Die Fluggesellschaft Ryanair begrüßte die Entscheidungen und sieht sich in ihrer langfristigen Kritik an sogenannten Screenscraper-Webseiten bestätigt. Während andere große Online-Reiseportale wie Booking.com, Lastminute oder Kiwi bereits Vereinbarungen mit der Fluggesellschaft getroffen haben, um echte Preise ohne versteckte Aufschläge anzuzeigen, weigert sich eDreams laut Ryanair weiterhin, diese Transparenzstandards zu übernehmen. Die irische Fluggesellschaft betont, dass sie bereit sei, eDreams kostenlosen und direkten Zugriff auf ihre Flugdaten zu gewähren, sofern das Portal die Preismanipulationen beendet und auf eine transparente Kostenstruktur umstellt.
Hintergrund der juristischen Auseinandersetzung ist der langjährige Konflikt zwischen Billigfluggesellschaften und Drittanbietern, die Flugdaten ohne offizielle Erlaubnis abgreifen. Zusätzliche Branchenrecherchen zeigen, dass solche Portale oft Gebühren für Dienstleistungen erheben, die bei direkter Buchung bei der Airline kostengünstiger oder kostenfrei sind. Die Urteile des Landgerichts Hamburg reihen sich in eine Serie von Verfahren ein, mit denen Ryanair versucht, die Kontrolle über den Vertriebsweg und die Preishoheit zurückzugewinnen. Für die betroffenen Reiseportale erhöht sich damit der rechtliche Druck, ihre Preismodelle und Rabattsysteme grundlegend zu überarbeiten.

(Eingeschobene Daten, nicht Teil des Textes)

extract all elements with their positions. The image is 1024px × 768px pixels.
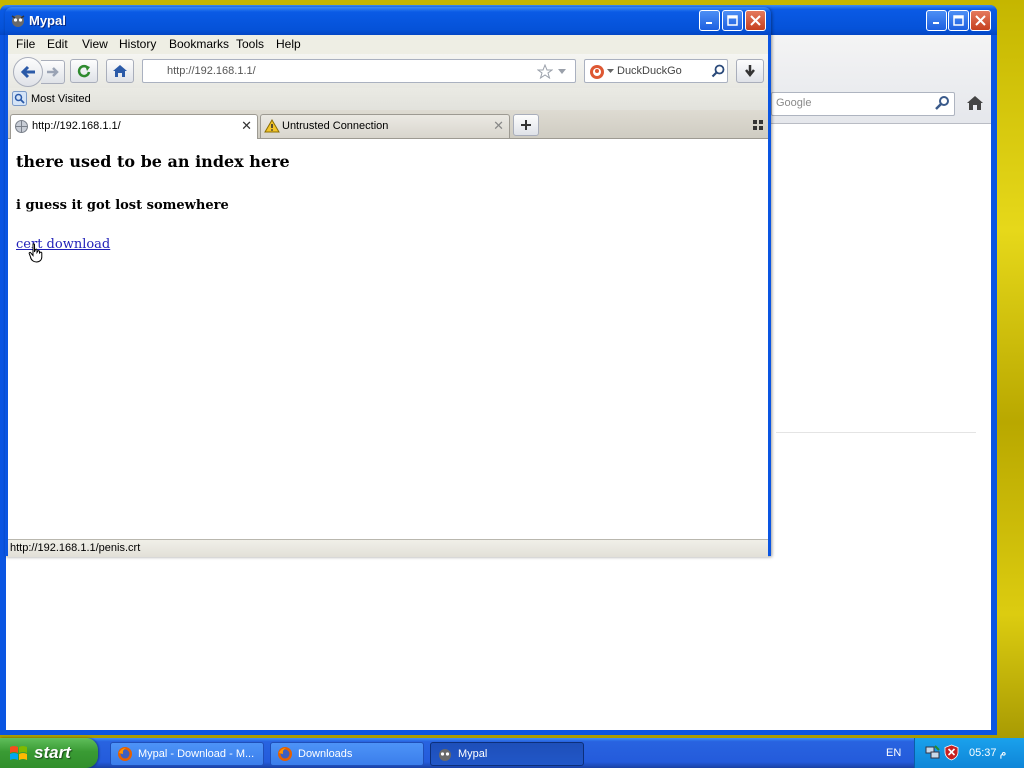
tab-list-icon[interactable] [753,120,763,130]
navigation-toolbar: http://192.168.1.1/ DuckDuckGo [8,54,768,88]
home-icon [113,65,127,77]
window-titlebar[interactable]: Mypal [5,7,771,35]
start-button[interactable]: start [0,738,98,768]
close-button[interactable] [745,10,766,31]
start-label: start [34,743,71,762]
tab-label: Untrusted Connection [282,120,389,132]
mypal-browser-window[interactable]: Mypal File Edit View History Bookmarks T… [5,7,771,557]
windows-logo-icon [10,746,27,760]
page-heading: there used to be an index here [16,152,290,171]
minimize-icon [933,22,939,24]
maximize-icon [727,15,738,26]
dropdown-arrow-icon[interactable] [607,69,614,74]
firefox-icon [278,747,292,761]
bg-search-input[interactable]: Google [771,92,955,116]
menu-edit[interactable]: Edit [47,37,68,51]
search-icon[interactable] [711,64,725,78]
maximize-button[interactable] [722,10,743,31]
taskbar-item-label: Mypal [458,748,488,760]
bookmarks-toolbar: Most Visited [8,88,768,110]
tab-label: http://192.168.1.1/ [32,120,121,132]
menu-history[interactable]: History [119,37,156,51]
tab-close-button[interactable]: ✕ [493,118,504,134]
home-button[interactable] [106,59,134,83]
page-content: there used to be an index here i guess i… [8,139,768,539]
taskbar: start Mypal - Download - M... Downloads … [0,738,1024,768]
duckduckgo-icon[interactable] [589,64,605,80]
taskbar-item-label: Downloads [298,748,353,760]
bg-close-button[interactable] [970,10,991,31]
firefox-icon [118,747,132,761]
plus-icon [521,120,531,130]
language-indicator[interactable]: EN [886,747,901,759]
dropdown-arrow-icon[interactable] [557,68,567,76]
window-client-area: File Edit View History Bookmarks Tools H… [8,35,768,557]
downloads-button[interactable] [736,59,764,83]
taskbar-item-mypal[interactable]: Mypal [430,742,584,766]
page-subheading: i guess it got lost somewhere [16,198,229,213]
tab-close-button[interactable]: ✕ [241,118,252,134]
bg-maximize-button[interactable] [948,10,969,31]
url-text: http://192.168.1.1/ [167,65,256,77]
network-icon[interactable] [925,744,941,760]
most-visited-icon[interactable] [12,91,27,106]
search-input[interactable]: DuckDuckGo [584,59,728,83]
menu-help[interactable]: Help [276,37,301,51]
system-tray: 05:37 م [914,738,1024,768]
menu-file[interactable]: File [16,37,35,51]
arrow-left-icon [20,65,35,79]
menu-tools[interactable]: Tools [236,37,264,51]
arrow-right-icon [46,67,59,77]
tab-strip: http://192.168.1.1/ ✕ Untrusted Connecti… [8,110,768,139]
hand-cursor-icon [28,243,43,263]
taskbar-item-mypal-download[interactable]: Mypal - Download - M... [110,742,264,766]
globe-icon [15,120,28,133]
bg-minimize-button[interactable] [926,10,947,31]
close-icon [975,15,986,26]
divider [776,432,976,433]
search-icon[interactable] [934,95,950,111]
status-url: http://192.168.1.1/penis.crt [10,542,141,554]
tab-untrusted-connection[interactable]: Untrusted Connection ✕ [260,114,510,138]
maximize-icon [953,15,964,26]
bg-search-placeholder: Google [776,97,812,109]
minimize-icon [706,22,712,24]
mypal-icon [439,749,451,761]
download-arrow-icon [745,65,755,78]
mypal-icon [11,15,25,27]
new-tab-button[interactable] [513,114,539,136]
minimize-button[interactable] [699,10,720,31]
tab-current[interactable]: http://192.168.1.1/ ✕ [10,114,258,139]
taskbar-item-label: Mypal - Download - M... [138,748,255,760]
url-input[interactable]: http://192.168.1.1/ [142,59,576,83]
home-icon[interactable] [966,95,984,111]
star-bookmark-icon[interactable] [537,64,553,79]
menu-view[interactable]: View [82,37,108,51]
bookmark-most-visited[interactable]: Most Visited [31,93,91,105]
menu-bar: File Edit View History Bookmarks Tools H… [8,35,768,54]
reload-button[interactable] [70,59,98,83]
close-icon [750,15,761,26]
security-shield-icon[interactable] [944,744,959,761]
taskbar-item-downloads[interactable]: Downloads [270,742,424,766]
clock: 05:37 م [969,747,1007,759]
status-bar: http://192.168.1.1/penis.crt [8,539,768,557]
menu-bookmarks[interactable]: Bookmarks [169,37,229,51]
window-title: Mypal [29,13,66,28]
back-button[interactable] [13,57,43,87]
reload-icon [77,64,91,78]
warning-icon [264,119,280,133]
forward-button[interactable] [41,60,65,84]
search-engine-placeholder: DuckDuckGo [617,65,682,77]
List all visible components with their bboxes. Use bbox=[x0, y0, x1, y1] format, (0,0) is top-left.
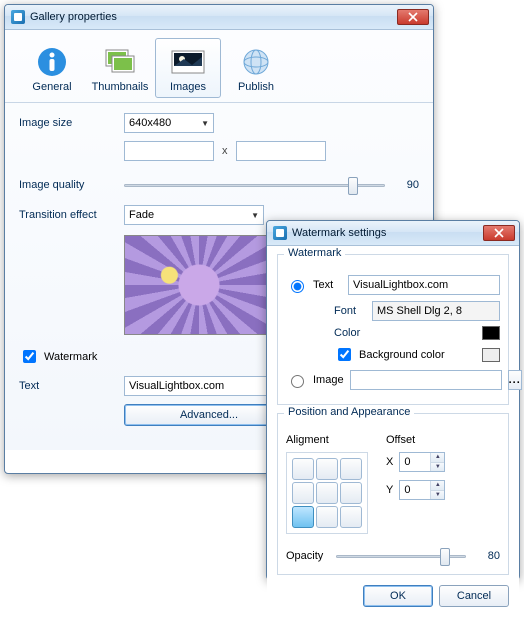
tab-label: Images bbox=[170, 81, 206, 93]
font-field[interactable]: MS Shell Dlg 2, 8 bbox=[372, 301, 500, 321]
close-icon bbox=[408, 12, 418, 22]
align-middle-right[interactable] bbox=[340, 482, 362, 504]
tab-publish[interactable]: Publish bbox=[223, 38, 289, 98]
bgcolor-label: Background color bbox=[359, 349, 445, 361]
chevron-down-icon: ▼ bbox=[251, 211, 259, 220]
offset-label: Offset bbox=[386, 434, 415, 446]
divider bbox=[5, 102, 433, 103]
bgcolor-swatch[interactable] bbox=[482, 348, 500, 362]
images-icon bbox=[170, 46, 206, 78]
alignment-label: Aligment bbox=[286, 434, 386, 446]
watermark-image-path[interactable] bbox=[350, 370, 502, 390]
spin-down-icon[interactable]: ▼ bbox=[431, 491, 444, 500]
image-quality-value: 90 bbox=[395, 179, 419, 191]
align-bottom-center[interactable] bbox=[316, 506, 338, 528]
offset-x-input[interactable] bbox=[400, 453, 430, 471]
slider-thumb[interactable] bbox=[440, 548, 450, 566]
close-icon bbox=[494, 228, 504, 238]
watermark-text-option-label: Text bbox=[313, 279, 342, 291]
watermark-group-label: Watermark bbox=[284, 247, 345, 259]
slider-thumb[interactable] bbox=[348, 177, 358, 195]
thumbnails-icon bbox=[102, 46, 138, 78]
cancel-button[interactable]: Cancel bbox=[439, 585, 509, 607]
offset-x-spin[interactable]: ▲▼ bbox=[399, 452, 445, 472]
tab-general[interactable]: General bbox=[19, 38, 85, 98]
opacity-label: Opacity bbox=[286, 550, 336, 562]
image-quality-label: Image quality bbox=[19, 179, 124, 191]
position-appearance-label: Position and Appearance bbox=[284, 406, 414, 418]
close-button[interactable] bbox=[397, 9, 429, 25]
spin-up-icon[interactable]: ▲ bbox=[431, 481, 444, 491]
image-size-combo[interactable]: 640x480 ▼ bbox=[124, 113, 214, 133]
font-label: Font bbox=[334, 305, 366, 317]
transition-effect-label: Transition effect bbox=[19, 209, 124, 221]
window-title: Gallery properties bbox=[30, 11, 397, 23]
offset-x-label: X bbox=[386, 456, 393, 468]
watermark-checkbox[interactable]: Watermark bbox=[19, 347, 97, 366]
tab-label: General bbox=[32, 81, 71, 93]
info-icon bbox=[34, 46, 70, 78]
image-quality-slider[interactable] bbox=[124, 175, 385, 195]
watermark-image-radio[interactable] bbox=[291, 375, 304, 388]
align-bottom-right[interactable] bbox=[340, 506, 362, 528]
color-label: Color bbox=[334, 327, 366, 339]
close-button[interactable] bbox=[483, 225, 515, 241]
publish-icon bbox=[238, 46, 274, 78]
chevron-down-icon: ▼ bbox=[201, 119, 209, 128]
tab-label: Thumbnails bbox=[92, 81, 149, 93]
tab-thumbnails[interactable]: Thumbnails bbox=[87, 38, 153, 98]
app-icon bbox=[273, 226, 287, 240]
ok-button[interactable]: OK bbox=[363, 585, 433, 607]
transition-effect-value: Fade bbox=[129, 209, 154, 221]
align-middle-center[interactable] bbox=[316, 482, 338, 504]
watermark-check-input[interactable] bbox=[23, 350, 36, 363]
image-size-value: 640x480 bbox=[129, 117, 171, 129]
watermark-text-radio[interactable] bbox=[291, 280, 304, 293]
watermark-settings-window: Watermark settings Watermark Text Font M… bbox=[266, 220, 520, 580]
image-size-label: Image size bbox=[19, 117, 124, 129]
align-top-right[interactable] bbox=[340, 458, 362, 480]
watermark-image-option-label: Image bbox=[313, 374, 344, 386]
titlebar[interactable]: Watermark settings bbox=[267, 221, 519, 246]
text-label: Text bbox=[19, 380, 124, 392]
transition-preview-image bbox=[124, 235, 274, 335]
tab-label: Publish bbox=[238, 81, 274, 93]
alignment-grid bbox=[286, 452, 368, 534]
titlebar[interactable]: Gallery properties bbox=[5, 5, 433, 30]
browse-button[interactable]: ... bbox=[508, 370, 522, 390]
position-appearance-group: Position and Appearance Aligment Offset bbox=[277, 413, 509, 575]
align-bottom-left[interactable] bbox=[292, 506, 314, 528]
watermark-label: Watermark bbox=[44, 351, 97, 363]
app-icon bbox=[11, 10, 25, 24]
opacity-value: 80 bbox=[476, 550, 500, 562]
align-middle-left[interactable] bbox=[292, 482, 314, 504]
offset-y-label: Y bbox=[386, 484, 393, 496]
watermark-text-field[interactable] bbox=[348, 275, 500, 295]
spin-up-icon[interactable]: ▲ bbox=[431, 453, 444, 463]
spin-down-icon[interactable]: ▼ bbox=[431, 463, 444, 472]
image-height-input[interactable] bbox=[236, 141, 326, 161]
transition-effect-combo[interactable]: Fade ▼ bbox=[124, 205, 264, 225]
align-top-left[interactable] bbox=[292, 458, 314, 480]
watermark-group: Watermark Text Font MS Shell Dlg 2, 8 Co… bbox=[277, 254, 509, 405]
tab-strip: General Thumbnails Images Publish bbox=[19, 36, 419, 98]
window-title: Watermark settings bbox=[292, 227, 483, 239]
offset-y-spin[interactable]: ▲▼ bbox=[399, 480, 445, 500]
bgcolor-checkbox[interactable]: Background color bbox=[334, 345, 445, 364]
align-top-center[interactable] bbox=[316, 458, 338, 480]
tab-images[interactable]: Images bbox=[155, 38, 221, 98]
opacity-slider[interactable] bbox=[336, 546, 466, 566]
bgcolor-check-input[interactable] bbox=[338, 348, 351, 361]
dim-separator: x bbox=[222, 145, 228, 157]
offset-y-input[interactable] bbox=[400, 481, 430, 499]
color-swatch[interactable] bbox=[482, 326, 500, 340]
image-width-input[interactable] bbox=[124, 141, 214, 161]
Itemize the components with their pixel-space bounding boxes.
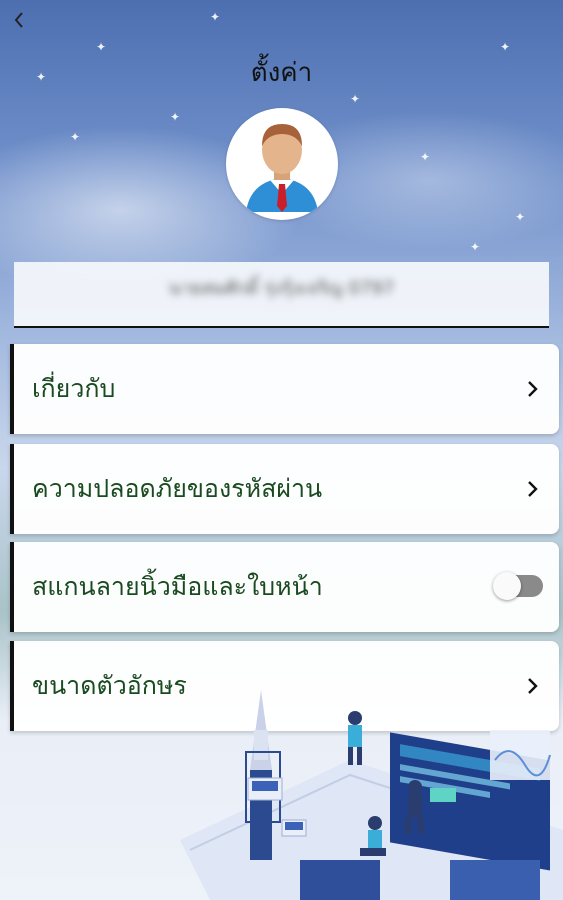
chevron-right-icon [528,481,538,497]
back-button[interactable] [8,8,30,32]
star-sparkle: ✦ [210,10,221,24]
star-sparkle: ✦ [170,110,181,124]
chevron-left-icon [14,12,23,28]
avatar[interactable] [226,108,338,220]
page-title: ตั้งค่า [250,58,313,88]
profile-name: นายสมศักดิ์ รุ่งรุ้งเจริญ 0797 [168,278,395,299]
star-sparkle: ✦ [70,130,81,144]
menu-item-label: สแกนลายนิ้วมือและใบหน้า [32,572,323,601]
chevron-right-icon [528,381,538,397]
menu-item-label: เกี่ยวกับ [32,374,116,403]
menu-item-biometric-scan: สแกนลายนิ้วมือและใบหน้า [10,542,559,632]
star-sparkle: ✦ [515,210,526,224]
star-sparkle: ✦ [470,240,481,254]
toggle-knob [493,572,521,600]
star-sparkle: ✦ [350,92,361,106]
menu-item-label: ความปลอดภัยของรหัสผ่าน [32,474,323,503]
user-avatar-icon [246,124,318,212]
menu-item-password-security[interactable]: ความปลอดภัยของรหัสผ่าน [10,444,559,534]
menu-item-about[interactable]: เกี่ยวกับ [10,344,559,434]
tech-illustration [180,690,563,900]
profile-name-field: นายสมศักดิ์ รุ่งรุ้งเจริญ 0797 [14,262,549,328]
biometric-toggle[interactable] [493,572,543,600]
star-sparkle: ✦ [420,150,431,164]
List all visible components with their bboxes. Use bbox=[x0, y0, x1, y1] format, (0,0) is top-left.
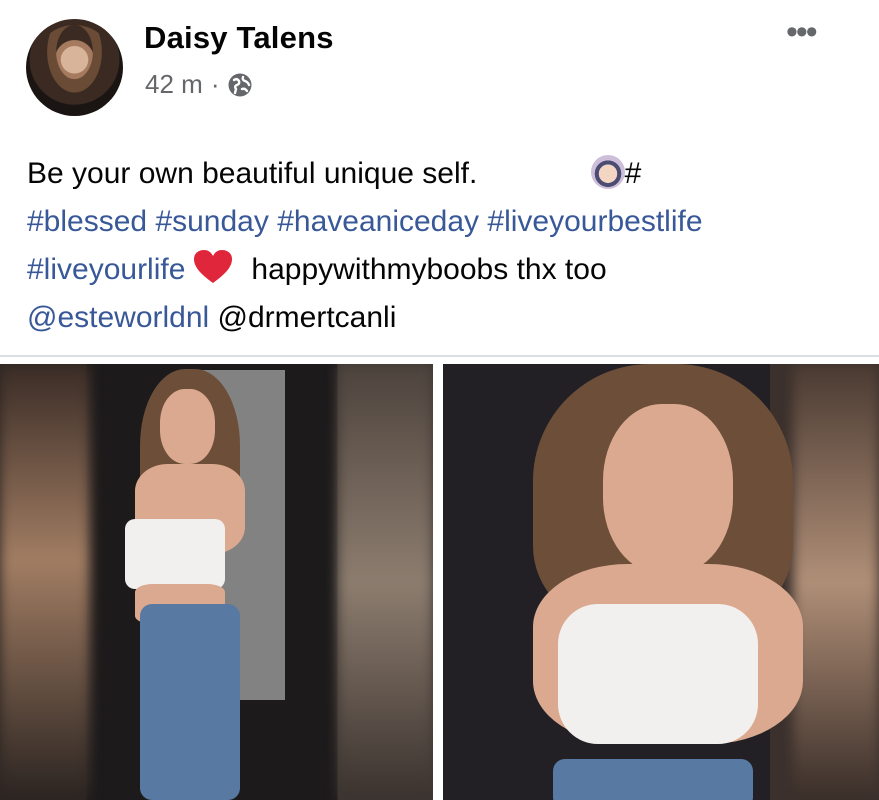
post-time[interactable]: 42 m bbox=[145, 69, 203, 100]
hashtag-liveyourlife[interactable]: #liveyourlife bbox=[27, 253, 185, 286]
photo-1-face bbox=[160, 389, 215, 464]
caption-hash: # bbox=[624, 157, 642, 190]
photo-1-blur-left bbox=[0, 364, 90, 800]
meta-separator: · bbox=[210, 69, 220, 99]
photo-2-blur-right bbox=[793, 364, 879, 800]
post-text: Be your own beautiful unique self. # #bl… bbox=[27, 150, 867, 342]
caption-text-2: happywithmyboobs thx too bbox=[251, 253, 607, 286]
hashtag-haveaniceday[interactable]: #haveaniceday bbox=[277, 205, 479, 238]
text-line-4: @esteworldnl @drmertcanli bbox=[27, 294, 867, 342]
woman-raising-hand-emoji bbox=[590, 155, 625, 189]
more-options-icon[interactable]: ••• bbox=[786, 15, 818, 49]
post-meta: 42 m · bbox=[145, 69, 253, 100]
globe-icon[interactable] bbox=[227, 72, 253, 98]
avatar-hair bbox=[32, 25, 117, 115]
post-header: Daisy Talens 42 m · ••• bbox=[0, 0, 879, 140]
photo-2-face bbox=[603, 404, 733, 574]
red-heart-emoji bbox=[194, 250, 233, 283]
mention-esteworldnl[interactable]: @esteworldnl bbox=[27, 301, 209, 334]
hashtag-blessed[interactable]: #blessed bbox=[27, 205, 147, 238]
text-line-1: Be your own beautiful unique self. # bbox=[27, 150, 867, 198]
mention-drmertcanli[interactable]: @drmertcanli bbox=[218, 301, 397, 334]
avatar[interactable] bbox=[26, 19, 123, 116]
photo-grid bbox=[0, 364, 879, 800]
text-line-3: #liveyourlife happywithmyboobs thx too bbox=[27, 246, 867, 294]
hashtag-sunday[interactable]: #sunday bbox=[155, 205, 268, 238]
hashtag-liveyourbestlife[interactable]: #liveyourbestlife bbox=[487, 205, 702, 238]
photo-2[interactable] bbox=[443, 364, 879, 800]
photo-1[interactable] bbox=[0, 364, 433, 800]
divider bbox=[0, 355, 879, 357]
photo-1-top bbox=[125, 519, 225, 589]
photo-2-jeans bbox=[553, 759, 753, 800]
caption-text: Be your own beautiful unique self. bbox=[27, 157, 478, 190]
photo-1-jeans bbox=[140, 604, 240, 800]
photo-2-top bbox=[558, 604, 758, 744]
text-line-2: #blessed #sunday #haveaniceday #liveyour… bbox=[27, 198, 867, 246]
author-name[interactable]: Daisy Talens bbox=[144, 20, 334, 56]
photo-1-blur-right bbox=[338, 364, 433, 800]
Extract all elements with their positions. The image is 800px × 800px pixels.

Die Konsequenzen für den Markt der Online-Reisebüros könnten weitreichend sein, da die Hamburger Urteile als Präzedenzfall für die Transparenzpflichten von Vermittlungsplattformen dienen könnten. Das Gericht macht deutlich, dass Lockvogelangebote und versteckte Servicepauschalen unzulässig sind, wenn sie den Endpreis für den Verbraucher intransparent gestalten. Ryanair fordert die Kunden unterdessen dazu auf, Buchungen entweder direkt über die eigene Webseite oder ausschließlich über verifizierte Partnerplattformen vorzunehmen, um sicherzustellen, dass keine überhöhten Gebühren für Nebenleistungen wie Gepäck oder Sitzplätze gezahlt werden.